Food impaction was observed in 7 cases, in which there are two O onlays and five PO onlays. The two O cases and three of five PO cases were horizontal food impaction. The proximal contacts were of suitable tightness when checked by dental floss. The impaction may be related to the atrophy of gingival papilla between teeth. Only two cases were shown to have loose contact to the adjacent teeth in PO group, thus leading to vertical food impaction. When tooth defects were restored by onlays, most often onlays can preserve original adjacent relationship to the largest extent for the margin of onlays was located in the occlusal 1/3 of tooth. But during the tooth preparation of full crown, the original mesio- and distal-adjacency of the tooth were all destroyed. Food impaction can also result in secondary caries and caries accounted for 13.50% of the total failures of crowns [24]. The margin of onlays is visible, and easier to keep hygiene. Thus, secondary caries occurs rarely following onlay restoration.

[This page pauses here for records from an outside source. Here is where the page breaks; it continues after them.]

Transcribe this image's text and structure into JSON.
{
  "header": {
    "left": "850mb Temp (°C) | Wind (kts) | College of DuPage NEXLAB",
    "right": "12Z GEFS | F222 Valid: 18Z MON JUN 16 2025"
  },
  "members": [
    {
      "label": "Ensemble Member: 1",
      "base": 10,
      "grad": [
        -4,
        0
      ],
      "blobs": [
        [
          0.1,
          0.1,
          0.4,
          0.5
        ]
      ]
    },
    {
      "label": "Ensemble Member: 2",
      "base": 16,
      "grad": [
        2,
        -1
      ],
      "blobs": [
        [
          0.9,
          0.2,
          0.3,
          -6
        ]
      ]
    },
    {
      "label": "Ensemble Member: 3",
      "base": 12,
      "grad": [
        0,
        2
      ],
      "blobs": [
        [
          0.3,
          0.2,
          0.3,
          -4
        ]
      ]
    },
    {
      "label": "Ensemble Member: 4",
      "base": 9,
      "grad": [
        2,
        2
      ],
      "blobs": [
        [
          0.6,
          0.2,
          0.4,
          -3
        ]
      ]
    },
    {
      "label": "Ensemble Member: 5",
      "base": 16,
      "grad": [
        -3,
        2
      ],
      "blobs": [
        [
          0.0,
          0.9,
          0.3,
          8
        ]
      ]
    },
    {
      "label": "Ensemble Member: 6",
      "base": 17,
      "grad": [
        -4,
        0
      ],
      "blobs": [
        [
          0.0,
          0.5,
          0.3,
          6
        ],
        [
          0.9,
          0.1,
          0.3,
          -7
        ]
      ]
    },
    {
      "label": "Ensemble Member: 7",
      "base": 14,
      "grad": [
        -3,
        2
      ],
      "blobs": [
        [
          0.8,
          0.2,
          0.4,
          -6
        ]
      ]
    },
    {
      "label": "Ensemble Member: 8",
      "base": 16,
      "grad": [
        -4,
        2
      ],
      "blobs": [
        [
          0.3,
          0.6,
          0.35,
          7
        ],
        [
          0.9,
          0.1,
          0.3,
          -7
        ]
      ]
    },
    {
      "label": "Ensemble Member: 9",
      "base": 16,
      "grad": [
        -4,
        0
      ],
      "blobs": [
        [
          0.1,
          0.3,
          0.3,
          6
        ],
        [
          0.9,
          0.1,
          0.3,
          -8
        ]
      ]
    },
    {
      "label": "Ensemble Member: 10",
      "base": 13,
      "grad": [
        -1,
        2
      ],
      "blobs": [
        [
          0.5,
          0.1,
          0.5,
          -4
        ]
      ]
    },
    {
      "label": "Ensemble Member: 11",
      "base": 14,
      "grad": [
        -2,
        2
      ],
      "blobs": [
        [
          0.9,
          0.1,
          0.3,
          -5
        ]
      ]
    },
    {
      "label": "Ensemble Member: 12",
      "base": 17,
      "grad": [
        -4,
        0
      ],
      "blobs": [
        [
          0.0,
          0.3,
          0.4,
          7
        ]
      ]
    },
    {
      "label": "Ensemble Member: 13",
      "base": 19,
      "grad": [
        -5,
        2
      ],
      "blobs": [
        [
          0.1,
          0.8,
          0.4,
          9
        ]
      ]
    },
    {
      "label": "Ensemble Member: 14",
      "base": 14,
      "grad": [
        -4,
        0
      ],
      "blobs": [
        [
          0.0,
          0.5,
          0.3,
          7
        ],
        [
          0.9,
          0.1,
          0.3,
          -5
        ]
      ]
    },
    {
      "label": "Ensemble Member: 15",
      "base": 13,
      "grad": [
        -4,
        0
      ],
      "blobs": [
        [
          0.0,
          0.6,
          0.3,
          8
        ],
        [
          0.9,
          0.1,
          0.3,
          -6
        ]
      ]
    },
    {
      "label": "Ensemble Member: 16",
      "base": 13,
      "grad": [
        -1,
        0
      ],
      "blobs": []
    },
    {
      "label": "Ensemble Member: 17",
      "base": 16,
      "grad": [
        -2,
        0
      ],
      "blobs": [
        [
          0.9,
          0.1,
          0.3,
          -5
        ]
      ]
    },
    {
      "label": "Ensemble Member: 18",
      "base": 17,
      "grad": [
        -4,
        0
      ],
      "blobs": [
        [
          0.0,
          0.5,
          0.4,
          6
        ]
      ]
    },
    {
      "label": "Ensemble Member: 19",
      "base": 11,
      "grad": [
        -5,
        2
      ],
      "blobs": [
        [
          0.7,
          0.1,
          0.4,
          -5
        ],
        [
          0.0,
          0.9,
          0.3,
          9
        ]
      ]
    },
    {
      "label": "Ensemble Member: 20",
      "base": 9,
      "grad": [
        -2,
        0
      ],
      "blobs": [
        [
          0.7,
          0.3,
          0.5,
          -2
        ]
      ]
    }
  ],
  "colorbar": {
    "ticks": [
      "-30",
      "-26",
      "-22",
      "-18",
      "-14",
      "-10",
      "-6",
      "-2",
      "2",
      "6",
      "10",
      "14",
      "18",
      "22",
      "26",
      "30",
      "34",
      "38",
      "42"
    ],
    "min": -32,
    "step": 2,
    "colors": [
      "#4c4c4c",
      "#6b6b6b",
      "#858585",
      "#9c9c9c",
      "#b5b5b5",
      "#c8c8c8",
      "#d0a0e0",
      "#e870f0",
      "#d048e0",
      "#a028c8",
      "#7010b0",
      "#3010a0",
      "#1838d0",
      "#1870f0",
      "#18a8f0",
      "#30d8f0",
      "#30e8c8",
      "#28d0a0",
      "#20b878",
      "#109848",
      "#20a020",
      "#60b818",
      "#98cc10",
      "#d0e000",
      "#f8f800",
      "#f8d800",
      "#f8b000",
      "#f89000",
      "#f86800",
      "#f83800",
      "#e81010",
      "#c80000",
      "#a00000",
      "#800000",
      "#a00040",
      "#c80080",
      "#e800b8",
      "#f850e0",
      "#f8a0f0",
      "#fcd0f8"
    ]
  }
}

In the survey of patient satisfaction, no patients were unsatisfied with the appearance of onlays. Except the 5 failure cases, only two patients were unsatisfied in comfort, one for severe food impaction and another for the pain during chewing. And 7 cases showed that the food impaction has influence on functional recovery, but the satisfactory rate was still over 90%. These all showed satisfactory performance of onlays in appearance restoration, comfort and function recovery. Furthermore, when introducing the restoration methods to patients, most of them tend to choose onlay which is more minimally invasive, less tooth tissue preparation.
In addition, the most often used material for posterior full crown is monolithic zirconia [34, 35]. Previous study suggested that enamel antagonized against monolithic zirconia resulting in more height loss when compared to lithium disilicate glass ceramic [36]. Thus, lithium disilicate glass-ceramic onlays also showed better performance in antagonist-friendly aspect.